The problem isn’t with a person being genuinely upbeat or just plain happy. The problem arises when a person ignores a bad situation or the uncomfortable feelings that situation instills.
There are social pressures that often pressure a person to ignore their feelings. They might simply think that no one wants to hear about their problems. Or they might suspect they have a problem if they can’t shake off their negative thoughts. Or they might not want to be seen as feeling sorry for themselves.

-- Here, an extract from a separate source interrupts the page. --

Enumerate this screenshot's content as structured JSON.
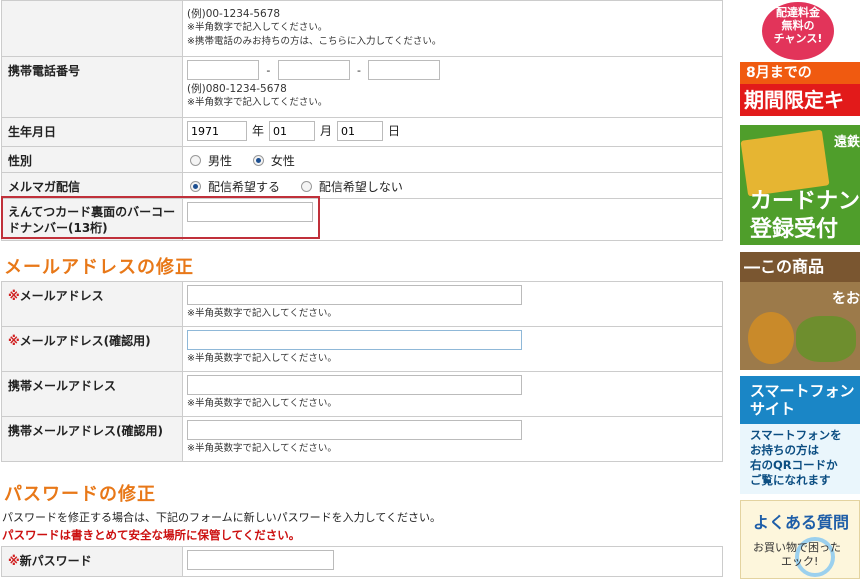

The truth is, though, that problems and the negative emotions stemming from them are part of life. Dealing with them maturely is actually the healthiest reaction, even if it involves admitting that you’re simply depressed. “Research has shown that accepting negative emotions, rather than avoiding or dismissing them,” writes Chiu, “may actually be more beneficial for a person’s mental health in the long run. One 2018 study tested the link between emotional acceptance and psychological health in more than 1,300 adults and found that people who habitually avoid acknowledging challenging emotions can end up feeling worse.”
So what is a healthy way to deal with negative emotions without simply putting on a smiley face? Try the following:
- Identify and name the emotions you’re feeling, positive or negative. Recognize that all of your feelings are valid.
- Don’t try to rush past your emotions. It’s healthier to sit with your feelings and allow yourself to experience them. If you rush past or bury an emotion it will simply wait for you.
- Understand that there’s a difference between toxic positivity and making the best of a bad situation. Making the best of a bad situation is a healthy sign of resilience. Trying to kid yourself that the situation isn’t really so bad is simple avoidance.
- Strive to simultaneously be hopeful about the future while admitting that your current situation is tough.
That last skill is something the American novelist F. Scott Fitzgerald identified as the sign of a first-rate intelligence: “The ability to hold two opposed ideas in mind at the same time and still retain the ability to function.” Maybe that’s a skill worth developing.